Une marche blanche en hommage à Christopher Aurier©Media365

Paul Rouget : publié le samedi 18 juillet 2020 à 18h42

Moins d'une semaine après la mort du frère de Serge Aurier, Christopher, tué à la sortie d'une boîte de nuit, une marche blanche a réuni près de 300 personnes samedi à Toulouse.


"Il n'y a aucune volonté de vengeance, pas de haine, simplement beaucoup de peine". Présent à la marche blanche en hommage à Christopher Aurier, le frère cadet de Serge, samedi après-midi à Toulouse, son beau-père, cité par La Dépêche du Midi, a voulu faire passer un message de paix, tout comme l'oncle de la victime : "Plus jamais ça, plus jamais cette violence gratuite." Ils étaient près de 300 à défiler lors de cette marche qui est partie à 14 heures du quartier des Izards pour aller jusqu'à celui de Barrière-de-Paris. 

"Stop à la violence, aux armes !", pouvait-on notamment entendre dans le cortège, après le décès d'un homme "qui symbolisait la gentillesse, la bonne humeur, la gaieté", selon une grande tante, rapporte France Bleu Occitanie. Des personnes venues de Toulouse, Bordeaux ou encore Paris. Un homme de 27 ans, principal suspect, a été mis en examen jeudi soir pour meurtre après avoir été présenté au parquet de Toulouse. Christopher Aurier a été tué par balles sur le parking d'une boîte de nuit toulousaine, le Kin's, dans la nuit de dimanche à lundi. Une querelle autour d'une jeune femme, ancienne petite amie de la victime, serait à l'origine du drame. 

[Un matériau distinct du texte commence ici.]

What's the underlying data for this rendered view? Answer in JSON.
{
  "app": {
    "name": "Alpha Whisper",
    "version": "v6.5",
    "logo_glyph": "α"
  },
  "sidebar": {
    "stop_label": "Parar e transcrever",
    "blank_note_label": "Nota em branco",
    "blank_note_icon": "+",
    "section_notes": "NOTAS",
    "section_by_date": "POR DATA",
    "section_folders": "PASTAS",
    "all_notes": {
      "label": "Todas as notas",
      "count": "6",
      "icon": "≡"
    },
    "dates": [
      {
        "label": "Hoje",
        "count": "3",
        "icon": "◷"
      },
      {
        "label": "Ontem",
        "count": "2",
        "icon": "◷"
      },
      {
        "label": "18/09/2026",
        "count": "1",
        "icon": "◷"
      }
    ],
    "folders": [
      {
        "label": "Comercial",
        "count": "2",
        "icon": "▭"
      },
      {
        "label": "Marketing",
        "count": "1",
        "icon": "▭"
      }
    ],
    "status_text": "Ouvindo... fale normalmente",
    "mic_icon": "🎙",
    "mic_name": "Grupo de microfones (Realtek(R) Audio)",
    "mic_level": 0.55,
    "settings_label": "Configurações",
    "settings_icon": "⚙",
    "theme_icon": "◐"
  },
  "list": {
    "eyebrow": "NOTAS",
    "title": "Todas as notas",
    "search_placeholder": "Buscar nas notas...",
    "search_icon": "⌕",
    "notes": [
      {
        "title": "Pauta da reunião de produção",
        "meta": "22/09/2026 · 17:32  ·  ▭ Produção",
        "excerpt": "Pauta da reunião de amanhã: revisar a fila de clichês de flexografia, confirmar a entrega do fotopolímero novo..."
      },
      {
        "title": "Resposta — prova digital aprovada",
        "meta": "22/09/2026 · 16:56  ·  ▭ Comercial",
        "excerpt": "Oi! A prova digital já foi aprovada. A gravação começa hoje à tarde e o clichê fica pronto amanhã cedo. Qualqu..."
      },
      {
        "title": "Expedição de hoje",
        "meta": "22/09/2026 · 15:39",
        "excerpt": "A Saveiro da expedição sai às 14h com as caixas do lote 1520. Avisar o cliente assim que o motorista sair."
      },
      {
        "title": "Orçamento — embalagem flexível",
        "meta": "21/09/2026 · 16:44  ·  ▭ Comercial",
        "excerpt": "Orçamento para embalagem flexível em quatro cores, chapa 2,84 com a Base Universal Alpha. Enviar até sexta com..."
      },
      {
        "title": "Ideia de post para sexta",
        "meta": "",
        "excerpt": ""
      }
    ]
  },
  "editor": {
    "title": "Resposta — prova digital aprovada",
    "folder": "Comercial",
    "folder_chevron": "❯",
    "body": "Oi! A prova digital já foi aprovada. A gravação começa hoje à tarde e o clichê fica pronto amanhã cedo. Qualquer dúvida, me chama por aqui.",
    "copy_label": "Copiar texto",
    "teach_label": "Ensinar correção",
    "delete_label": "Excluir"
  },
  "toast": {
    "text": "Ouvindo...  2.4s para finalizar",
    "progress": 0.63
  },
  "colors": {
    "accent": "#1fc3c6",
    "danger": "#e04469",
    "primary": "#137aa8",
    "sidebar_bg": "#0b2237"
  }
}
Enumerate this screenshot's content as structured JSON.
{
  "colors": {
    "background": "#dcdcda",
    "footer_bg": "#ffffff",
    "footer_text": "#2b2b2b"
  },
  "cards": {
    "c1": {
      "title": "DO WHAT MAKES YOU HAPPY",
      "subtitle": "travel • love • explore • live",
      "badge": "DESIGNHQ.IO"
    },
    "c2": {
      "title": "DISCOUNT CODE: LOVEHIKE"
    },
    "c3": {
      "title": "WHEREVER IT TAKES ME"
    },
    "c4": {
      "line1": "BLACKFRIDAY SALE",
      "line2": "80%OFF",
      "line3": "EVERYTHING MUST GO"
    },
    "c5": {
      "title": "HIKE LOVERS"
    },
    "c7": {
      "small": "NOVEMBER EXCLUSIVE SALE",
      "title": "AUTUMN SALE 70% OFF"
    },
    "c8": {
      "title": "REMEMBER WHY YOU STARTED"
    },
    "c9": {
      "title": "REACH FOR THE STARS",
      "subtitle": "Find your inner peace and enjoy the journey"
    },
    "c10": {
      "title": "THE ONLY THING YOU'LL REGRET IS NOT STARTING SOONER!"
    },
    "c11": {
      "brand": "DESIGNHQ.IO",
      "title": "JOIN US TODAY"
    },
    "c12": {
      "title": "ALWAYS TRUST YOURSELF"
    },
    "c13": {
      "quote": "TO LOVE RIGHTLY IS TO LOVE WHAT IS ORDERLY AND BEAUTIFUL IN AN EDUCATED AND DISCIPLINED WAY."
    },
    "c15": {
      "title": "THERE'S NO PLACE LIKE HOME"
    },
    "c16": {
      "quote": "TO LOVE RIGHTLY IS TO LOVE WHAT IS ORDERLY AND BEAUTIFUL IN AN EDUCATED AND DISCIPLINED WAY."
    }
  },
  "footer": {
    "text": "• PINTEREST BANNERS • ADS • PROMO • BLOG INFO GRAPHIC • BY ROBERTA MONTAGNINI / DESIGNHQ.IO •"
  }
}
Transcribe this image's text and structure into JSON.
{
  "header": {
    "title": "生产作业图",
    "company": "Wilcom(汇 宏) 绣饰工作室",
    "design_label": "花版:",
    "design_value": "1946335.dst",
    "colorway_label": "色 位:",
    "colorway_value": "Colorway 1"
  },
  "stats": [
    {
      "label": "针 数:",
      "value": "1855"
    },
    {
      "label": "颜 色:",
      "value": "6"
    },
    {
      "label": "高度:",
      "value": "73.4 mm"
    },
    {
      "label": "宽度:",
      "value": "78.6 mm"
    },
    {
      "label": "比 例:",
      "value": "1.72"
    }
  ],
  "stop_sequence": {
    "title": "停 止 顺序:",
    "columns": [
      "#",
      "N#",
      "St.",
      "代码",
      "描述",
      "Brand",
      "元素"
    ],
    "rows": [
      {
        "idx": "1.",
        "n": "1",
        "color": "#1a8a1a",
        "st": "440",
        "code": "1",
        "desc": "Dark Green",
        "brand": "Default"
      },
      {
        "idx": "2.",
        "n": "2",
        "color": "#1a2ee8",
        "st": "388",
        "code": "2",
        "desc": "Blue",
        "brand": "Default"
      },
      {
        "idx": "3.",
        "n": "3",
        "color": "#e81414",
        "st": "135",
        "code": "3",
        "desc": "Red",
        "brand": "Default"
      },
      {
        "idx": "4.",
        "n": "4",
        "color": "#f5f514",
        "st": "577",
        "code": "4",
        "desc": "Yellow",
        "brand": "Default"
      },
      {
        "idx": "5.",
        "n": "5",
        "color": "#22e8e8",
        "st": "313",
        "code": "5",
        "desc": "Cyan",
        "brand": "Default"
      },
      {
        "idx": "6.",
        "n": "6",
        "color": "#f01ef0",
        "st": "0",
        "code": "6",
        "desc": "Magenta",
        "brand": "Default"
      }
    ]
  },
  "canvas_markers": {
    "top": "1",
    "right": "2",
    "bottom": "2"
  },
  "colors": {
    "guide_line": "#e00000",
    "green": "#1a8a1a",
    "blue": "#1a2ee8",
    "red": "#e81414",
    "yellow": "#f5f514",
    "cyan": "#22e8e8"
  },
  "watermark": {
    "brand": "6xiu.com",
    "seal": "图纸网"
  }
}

Serge Aurier, son frère aîné, n'était pas présent à cette marche blanche, à la veille du match de Tottenham contre Leicester (dimanche à 17h). L'international ivoirien avait tenu à jouer mercredi à Newcastle. "Je voulais jouer car on restera toujours debout. Je voulais faire ce match-là et je l'ai fait. C'était un match à enjeu, on a gagné. Je savais que je ne serais pas tout seul sur le terrain, confiait l'ancien Parisien à La Dépêche du Midi, avant d'évoquer le principal suspect. C'est une bonne nouvelle qu'il se soit rendu. C'est très intelligent de sa part. Aujourd'hui, il faut apaiser les choses. Je n'ai pas de sentiment de haine ou de vengeance. J'évolue dans un métier où il faut être calme. Je suis calme. J'ai confiance en la justice. Je suis attristé, je suis dans le regret. Je continue à pleurer la mort de mon frère."